Inside the Text Processing metanode, there is an Extract Hashtags metanode. You can check how the hashtags are being identified and adapt it to your removal procedure. Worst case, you can do it in 2 steps:
Use it to extract the hashtags to a column
Do a replace using the new column - replace(original_column, new_column, “”)
Sorry I didn’t understand you well.
You should use something like that which delete # + letters and numbers that follows : "^\#+[a-zA-Z0-9]{1,}"
Details :
^ looks for everything that “start with” the following char (here the #, the\ is for escaping and avoiding errors),
+[a-zA-Z0-9] captures all letters or numbers following the “^#- start with #”,
EDIT: BTW @kwjKNIME , it’s not the double slash that is creating the error you are getting. The error you are getting is because you are trying to do 2 statements (replace and regexReplace).
The correct way to apply both replace would be like this: regexReplace(replace($Message_Original$, "’", "'"), "#\\w+", "")
Also, why are you using String Manipulation (Multi Column) if you are targeting only the column “Message_Original”? If you are going to target only 1 column, then use String Manipulation. If you are going to target multiple columns, then use “$$CURRENTCOLUMN$$” to manipulate each column via the String Manipulation (Multi Column).
Hi @kwjKNIME , not sure why you need 2 separate nodes here. I think you missed my post. I had actually explained why it was failing, and how to run both statements in the same nodes.

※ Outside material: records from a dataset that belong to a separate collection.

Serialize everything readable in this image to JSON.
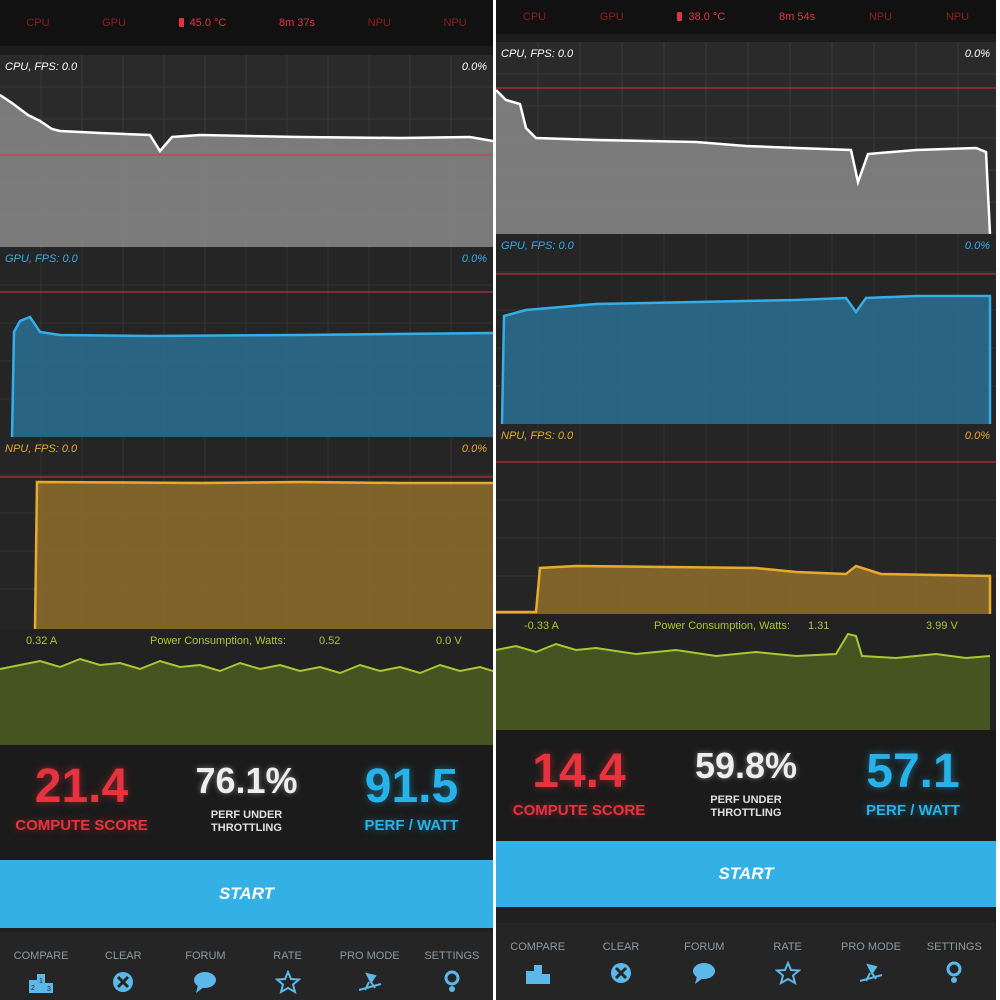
{
  "screens": [
    {
      "status": {
        "cpu": "CPU",
        "gpu": "GPU",
        "temp": "45.0 °C",
        "time": "8m 37s",
        "npu1": "NPU",
        "npu2": "NPU"
      },
      "cpu": {
        "label": "CPU, FPS:  0.0",
        "pct": "0.0%"
      },
      "gpu": {
        "label": "GPU, FPS:  0.0",
        "pct": "0.0%"
      },
      "npu": {
        "label": "NPU, FPS:  0.0",
        "pct": "0.0%"
      },
      "power": {
        "amps": "0.32 A",
        "title": "Power Consumption, Watts:",
        "watts": "0.52",
        "volts": "0.0 V"
      },
      "scores": {
        "compute": {
          "value": "21.4",
          "label": "COMPUTE SCORE"
        },
        "throttle": {
          "value": "76.1%",
          "label_line1": "PERF UNDER",
          "label_line2": "THROTTLING"
        },
        "perfwatt": {
          "value": "91.5",
          "label": "PERF / WATT"
        }
      },
      "start_label": "START",
      "nav": {
        "compare": "COMPARE",
        "clear": "CLEAR",
        "forum": "FORUM",
        "rate": "RATE",
        "pro_mode": "PRO MODE",
        "settings": "SETTINGS"
      }
    },
    {
      "status": {
        "cpu": "CPU",
        "gpu": "GPU",
        "temp": "38.0 °C",
        "time": "8m 54s",
        "npu1": "NPU",
        "npu2": "NPU"
      },
      "cpu": {
        "label": "CPU, FPS:  0.0",
        "pct": "0.0%"
      },
      "gpu": {
        "label": "GPU, FPS:  0.0",
        "pct": "0.0%"
      },
      "npu": {
        "label": "NPU, FPS:  0.0",
        "pct": "0.0%"
      },
      "power": {
        "amps": "-0.33 A",
        "title": "Power Consumption, Watts:",
        "watts": "1.31",
        "volts": "3.99 V"
      },
      "scores": {
        "compute": {
          "value": "14.4",
          "label": "COMPUTE SCORE"
        },
        "throttle": {
          "value": "59.8%",
          "label_line1": "PERF UNDER",
          "label_line2": "THROTTLING"
        },
        "perfwatt": {
          "value": "57.1",
          "label": "PERF / WATT"
        }
      },
      "start_label": "START",
      "nav": {
        "compare": "COMPARE",
        "clear": "CLEAR",
        "forum": "FORUM",
        "rate": "RATE",
        "pro_mode": "PRO MODE",
        "settings": "SETTINGS"
      }
    }
  ],
  "colors": {
    "cpu": "#ffffff",
    "gpu": "#35aee8",
    "npu": "#e8aa2c",
    "power": "#a8c832",
    "limit": "#d8343c",
    "score_red": "#e8333f",
    "score_blue": "#27b3ea",
    "start": "#33b0e6"
  },
  "icons": [
    "podium-icon",
    "clear-x-icon",
    "speech-bubble-icon",
    "star-icon",
    "witch-icon",
    "settings-gear-icon"
  ]
}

I also pointed out when to use which String Manipulation node (single column vs multi column), depending on what you want to do.

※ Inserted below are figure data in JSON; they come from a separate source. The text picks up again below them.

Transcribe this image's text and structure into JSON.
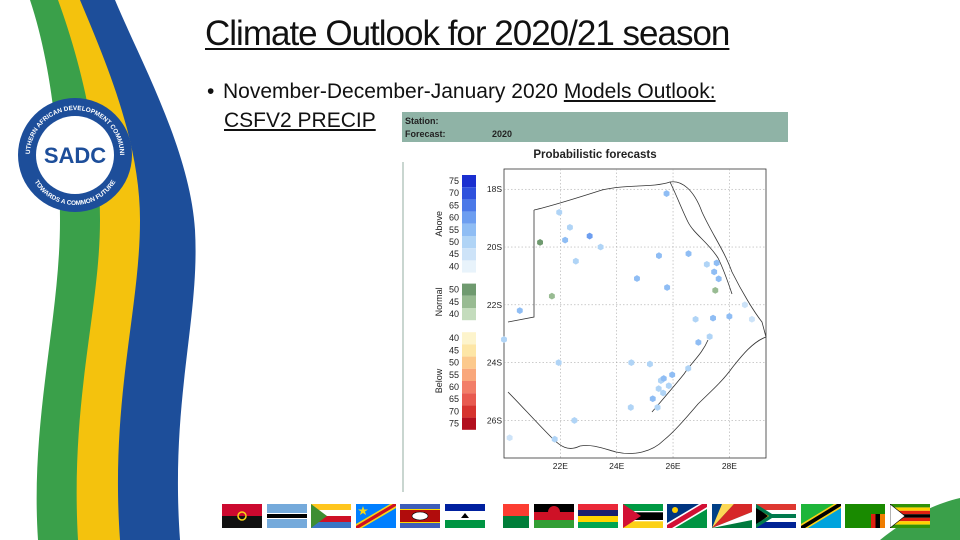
{
  "slide": {
    "title": "Climate Outlook for 2020/21 season",
    "bullet_prefix": "November-December-January 2020 ",
    "bullet_link": "Models Outlook:",
    "bullet_line2": "CSFV2 PRECIP"
  },
  "logo": {
    "center_text": "SADC",
    "ring_top": "SOUTHERN AFRICAN DEVELOPMENT COMMUNITY",
    "ring_bottom": "TOWARDS A COMMON FUTURE",
    "colors": {
      "blue": "#1d4e9a",
      "green": "#3aa04a",
      "yellow": "#f4c20d"
    }
  },
  "forecast_map": {
    "station_label": "Station:",
    "forecast_label": "Forecast:",
    "forecast_value": "2020",
    "title": "Probabilistic forecasts",
    "legend": {
      "above": {
        "label": "Above",
        "values": [
          "75",
          "70",
          "65",
          "60",
          "55",
          "50",
          "45",
          "40"
        ],
        "colors": [
          "#1a2fd0",
          "#2f52dd",
          "#4b79e8",
          "#6d9ef0",
          "#8fbdf4",
          "#b0d4f6",
          "#cde3f8",
          "#e8f3fb"
        ]
      },
      "normal": {
        "label": "Normal",
        "values": [
          "50",
          "45",
          "40"
        ],
        "colors": [
          "#6f9a6f",
          "#98bb92",
          "#c4dcbd"
        ]
      },
      "below": {
        "label": "Below",
        "values": [
          "40",
          "45",
          "50",
          "55",
          "60",
          "65",
          "70",
          "75"
        ],
        "colors": [
          "#fdf4cc",
          "#fde6a6",
          "#fcc98c",
          "#f9a77b",
          "#f27e68",
          "#e85a4f",
          "#d6332e",
          "#b30f1e"
        ]
      }
    },
    "lat_ticks": [
      "18S",
      "20S",
      "22S",
      "24S",
      "26S"
    ],
    "lon_ticks": [
      "22E",
      "24E",
      "26E",
      "28E"
    ],
    "points": [
      {
        "lon": 21.96,
        "lat": -18.8,
        "cat": "above",
        "prob": 50
      },
      {
        "lon": 22.34,
        "lat": -19.32,
        "cat": "above",
        "prob": 50
      },
      {
        "lon": 22.17,
        "lat": -19.76,
        "cat": "above",
        "prob": 55
      },
      {
        "lon": 23.04,
        "lat": -19.62,
        "cat": "above",
        "prob": 60
      },
      {
        "lon": 21.28,
        "lat": -19.84,
        "cat": "normal",
        "prob": 50
      },
      {
        "lon": 23.43,
        "lat": -20.0,
        "cat": "above",
        "prob": 50
      },
      {
        "lon": 22.55,
        "lat": -20.49,
        "cat": "above",
        "prob": 50
      },
      {
        "lon": 25.77,
        "lat": -18.15,
        "cat": "above",
        "prob": 55
      },
      {
        "lon": 26.55,
        "lat": -20.23,
        "cat": "above",
        "prob": 55
      },
      {
        "lon": 25.5,
        "lat": -20.3,
        "cat": "above",
        "prob": 55
      },
      {
        "lon": 27.2,
        "lat": -20.6,
        "cat": "above",
        "prob": 50
      },
      {
        "lon": 27.55,
        "lat": -20.55,
        "cat": "above",
        "prob": 55
      },
      {
        "lon": 27.46,
        "lat": -20.86,
        "cat": "above",
        "prob": 55
      },
      {
        "lon": 27.62,
        "lat": -21.1,
        "cat": "above",
        "prob": 55
      },
      {
        "lon": 27.5,
        "lat": -21.5,
        "cat": "normal",
        "prob": 45
      },
      {
        "lon": 24.72,
        "lat": -21.09,
        "cat": "above",
        "prob": 55
      },
      {
        "lon": 25.79,
        "lat": -21.4,
        "cat": "above",
        "prob": 55
      },
      {
        "lon": 21.7,
        "lat": -21.7,
        "cat": "normal",
        "prob": 45
      },
      {
        "lon": 20.56,
        "lat": -22.2,
        "cat": "above",
        "prob": 55
      },
      {
        "lon": 26.8,
        "lat": -22.5,
        "cat": "above",
        "prob": 50
      },
      {
        "lon": 27.42,
        "lat": -22.46,
        "cat": "above",
        "prob": 55
      },
      {
        "lon": 28.0,
        "lat": -22.4,
        "cat": "above",
        "prob": 55
      },
      {
        "lon": 28.55,
        "lat": -22.0,
        "cat": "above",
        "prob": 45
      },
      {
        "lon": 28.8,
        "lat": -22.5,
        "cat": "above",
        "prob": 45
      },
      {
        "lon": 27.3,
        "lat": -23.1,
        "cat": "above",
        "prob": 50
      },
      {
        "lon": 26.9,
        "lat": -23.3,
        "cat": "above",
        "prob": 55
      },
      {
        "lon": 20.0,
        "lat": -23.2,
        "cat": "above",
        "prob": 50
      },
      {
        "lon": 21.94,
        "lat": -24.0,
        "cat": "above",
        "prob": 50
      },
      {
        "lon": 24.52,
        "lat": -24.0,
        "cat": "above",
        "prob": 50
      },
      {
        "lon": 25.18,
        "lat": -24.05,
        "cat": "above",
        "prob": 50
      },
      {
        "lon": 26.54,
        "lat": -24.2,
        "cat": "above",
        "prob": 50
      },
      {
        "lon": 25.97,
        "lat": -24.42,
        "cat": "above",
        "prob": 55
      },
      {
        "lon": 25.57,
        "lat": -24.62,
        "cat": "above",
        "prob": 50
      },
      {
        "lon": 25.49,
        "lat": -24.9,
        "cat": "above",
        "prob": 50
      },
      {
        "lon": 25.67,
        "lat": -24.55,
        "cat": "above",
        "prob": 55
      },
      {
        "lon": 25.85,
        "lat": -24.8,
        "cat": "above",
        "prob": 50
      },
      {
        "lon": 25.65,
        "lat": -25.05,
        "cat": "above",
        "prob": 50
      },
      {
        "lon": 25.28,
        "lat": -25.25,
        "cat": "above",
        "prob": 55
      },
      {
        "lon": 25.45,
        "lat": -25.55,
        "cat": "above",
        "prob": 50
      },
      {
        "lon": 24.5,
        "lat": -25.55,
        "cat": "above",
        "prob": 50
      },
      {
        "lon": 22.5,
        "lat": -26.0,
        "cat": "above",
        "prob": 50
      },
      {
        "lon": 21.8,
        "lat": -26.65,
        "cat": "above",
        "prob": 50
      },
      {
        "lon": 20.2,
        "lat": -26.6,
        "cat": "above",
        "prob": 45
      }
    ]
  },
  "member_flags": [
    "Angola",
    "Botswana",
    "Comoros",
    "DR Congo",
    "Eswatini",
    "Lesotho",
    "Madagascar",
    "Malawi",
    "Mauritius",
    "Mozambique",
    "Namibia",
    "Seychelles",
    "South Africa",
    "Tanzania",
    "Zambia",
    "Zimbabwe"
  ]
}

Please review my post if you missed it. You don’t need to use 2 nodes.
Also, "^\\#+[a-zA-Z0-9]{1,}" identifies hashtags at the beginning of the string only, while the statement I suggested "#\\w+" identifies all hashtags in the string. Not sure which one you need.
Yes you are correct that adding the quantifier will allow it to find all of the characters listed in the class rather than just the first one, but I don’t think that is what @bruno29a was referring to.

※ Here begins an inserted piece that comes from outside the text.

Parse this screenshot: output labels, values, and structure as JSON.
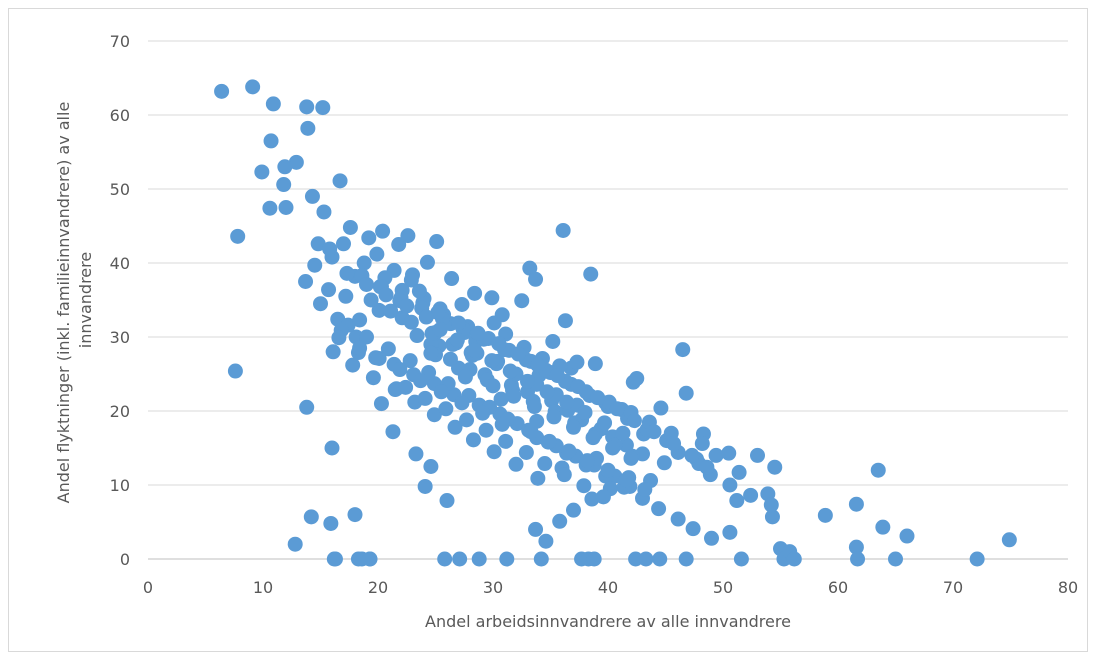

I think we can be reasonably agreed that in regex (ignoring any need for double backslash in the node, as I’m just talking plain regex here) [a-zA-Z0-9]{1,}
is almost semantically the same as \w+
in fact I think (if it included underscores) [a-zA-Z0-9_]{1,}
or [a-zA-Z0-9_]+
would be semantically identical to \w+
(I don’t know if the intention is to include underscores or not! )
But I think the main point bruno29a was making was about the use of the ^ at the beginning, so if that is included it will only match from beginning of line, as per the examples bruno29a gave, and as per the following examples:
So really, unless the request is to match only where the # appears at start of line, it shouldn’t include the ^ character.
btw…Lazy is good… I’m lazy too sometimes… when I can be bothered!
Thank you for the time you took to explain. I see. This is indeed tricky.
And, by the way, the shorter, the better, right ? After testing, removing the ^ works better indeed !
Well… I like concise and elegant, but sometimes longer is clearer. Maybe it depends on the target audience, or what you are personally comfortable with.
is * better than {0,} …?
is + better than {1,} …?
is \d better than [0-9] …?
I use them interchangeably, but if I’m giving it to somebody who is new to regex, maybe I’d stick with the [0-9] initially…
\w is useful and powerful, as is \s but I confess I keep having to look them up especially if I haven’t used them in a while, as I always forget which is which between \w and \W or \s and \S (and I often head over to regex101.com to try things out)
btw @SamirAbida , I’m enjoying reading your posts. It’s great to see a new and active contributor to the forum… I was in a similar position to you back in March… none of us knows everything… we’re all on one big learning journey!